By Kevin Fleming, ASC Public AffairsJanuary 19, 2016
ROCK ISLAND ARSENAL, Ill. -- Nineteen newly hired U.S. Army Sustainment Command interns and employees began an eight-week training program designed to familiarize them with how the Army and ASC operates, here, Jan. 11-15.
The program, called an intern boot camp, is part of the Army's push to prepare the next generation for leadership.
Gen. Mark Milley, Army chief of staff, said in his first message to the force in August 2015 that developing the Army of the future was one of his foremost priorities. Gen. Dennis Via, commanding general, U.S. Army Materiel Command, and Maj. Gen. Kevin O'Connell, commanding general, ASC, have similar priorities.
"The intern boot camp comes out of an ASC initiative to revitalize the workforce," said Lisa Schuldt, training specialist, G-3/5/7 (Operations). "This is our first rendition of this program."
Schuldt said that new employees and interns should strive to understand the command soon after being hired.
"I think it is very important to give these interns a good basic understanding of [ASC]," said Schuldt. "We want them to learn not only where we began and where we are going, but also about our missions and functions."

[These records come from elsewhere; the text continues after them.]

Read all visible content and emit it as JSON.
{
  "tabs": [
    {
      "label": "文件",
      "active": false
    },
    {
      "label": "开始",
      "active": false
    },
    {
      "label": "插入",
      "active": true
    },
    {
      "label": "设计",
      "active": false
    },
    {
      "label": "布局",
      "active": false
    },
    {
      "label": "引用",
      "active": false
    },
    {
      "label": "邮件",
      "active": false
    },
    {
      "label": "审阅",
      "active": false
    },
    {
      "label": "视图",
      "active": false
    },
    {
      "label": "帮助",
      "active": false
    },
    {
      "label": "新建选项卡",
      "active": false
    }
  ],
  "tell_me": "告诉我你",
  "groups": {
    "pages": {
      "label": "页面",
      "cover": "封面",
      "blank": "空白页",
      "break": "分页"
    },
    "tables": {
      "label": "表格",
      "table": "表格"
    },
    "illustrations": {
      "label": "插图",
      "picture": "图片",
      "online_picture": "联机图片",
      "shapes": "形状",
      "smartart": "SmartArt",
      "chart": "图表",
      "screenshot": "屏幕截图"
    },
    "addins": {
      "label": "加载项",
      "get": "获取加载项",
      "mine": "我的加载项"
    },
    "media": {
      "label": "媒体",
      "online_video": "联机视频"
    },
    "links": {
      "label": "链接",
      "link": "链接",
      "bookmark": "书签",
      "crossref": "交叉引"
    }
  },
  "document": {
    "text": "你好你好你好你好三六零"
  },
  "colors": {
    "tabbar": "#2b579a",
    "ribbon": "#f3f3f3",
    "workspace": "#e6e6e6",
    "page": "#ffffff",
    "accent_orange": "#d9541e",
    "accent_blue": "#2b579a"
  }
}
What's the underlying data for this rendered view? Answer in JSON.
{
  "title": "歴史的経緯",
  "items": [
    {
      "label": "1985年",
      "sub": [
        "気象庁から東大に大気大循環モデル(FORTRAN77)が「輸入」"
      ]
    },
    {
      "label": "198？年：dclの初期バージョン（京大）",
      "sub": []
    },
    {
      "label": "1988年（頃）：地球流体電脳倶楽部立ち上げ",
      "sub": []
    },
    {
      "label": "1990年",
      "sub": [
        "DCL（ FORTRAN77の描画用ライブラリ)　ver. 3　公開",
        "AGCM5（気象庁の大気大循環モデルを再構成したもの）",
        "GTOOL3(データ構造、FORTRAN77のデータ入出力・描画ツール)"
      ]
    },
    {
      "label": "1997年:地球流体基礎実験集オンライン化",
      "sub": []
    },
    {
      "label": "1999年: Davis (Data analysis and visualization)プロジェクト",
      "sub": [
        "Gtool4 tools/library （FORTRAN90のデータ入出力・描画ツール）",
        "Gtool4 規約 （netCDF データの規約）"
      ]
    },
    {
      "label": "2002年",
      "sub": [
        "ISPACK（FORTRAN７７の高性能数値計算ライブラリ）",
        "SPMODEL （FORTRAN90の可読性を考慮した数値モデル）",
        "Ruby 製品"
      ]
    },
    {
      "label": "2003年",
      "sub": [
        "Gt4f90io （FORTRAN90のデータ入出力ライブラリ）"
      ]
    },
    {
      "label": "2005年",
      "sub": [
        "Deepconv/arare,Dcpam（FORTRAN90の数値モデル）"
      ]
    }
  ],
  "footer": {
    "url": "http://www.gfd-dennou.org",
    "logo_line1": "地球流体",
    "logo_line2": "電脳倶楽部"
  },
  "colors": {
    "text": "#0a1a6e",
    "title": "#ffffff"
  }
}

The program consists of six weeks of class time and two weeks of intermediate training in the position in which the participants were hired. The classes include briefings from ASC's primary and special staff offices.
Participants also receive an introduction to U.S. military history from George Eaton, command historian, ASC.
During the first week, participants learned about the history of logistics in the Army, the history of the command, the command's mission, and the history of Rock Island Arsenal. Participants were also assigned mentors to help them with career development and leadership.
Eaton led a tour of RIA, which included a trip to Quarters One. Quarters One was the second largest government-owned residence, following the White House, until it was removed from residential classification in 2008 due to maintenance costs.
Col. Lance Koenig, chief of staff, ASC, and Michael Hutchison, deputy to the commander, ASC, welcomed the new hires and kicked-off the program.
Hutchison encouraged the newcomers to ask questions when they do not understand aspects of their jobs. He told them to be innovative about how things are done and to never become stagnant in their careers. He also said they should always strive to accomplish goals and to think critically about how to complete the mission.
"Your reputation precedes you as you go through your career," he said. "You always want to be in a position where people are fighting for you to be on their team."
Koenig shared what he called his top three pieces of advice for new hires: treat everyone with respect, practice positive and inspirational leadership, and work well in teams.
"The organization is much better off with people who will share their competence and raise the level of the team up," he said. "I look for those people, those are the people I want to advance."
T.J. Ukleja, training specialist, G-3/5/7 (Operations), said he thinks it is important for new hires to meet the senior leadership.
"Having both the deputy to the commander and the chief of staff there, both a military and a civilian representative from the command group, was a good experience for [the students]," he said. "I think that is a great way to start the program."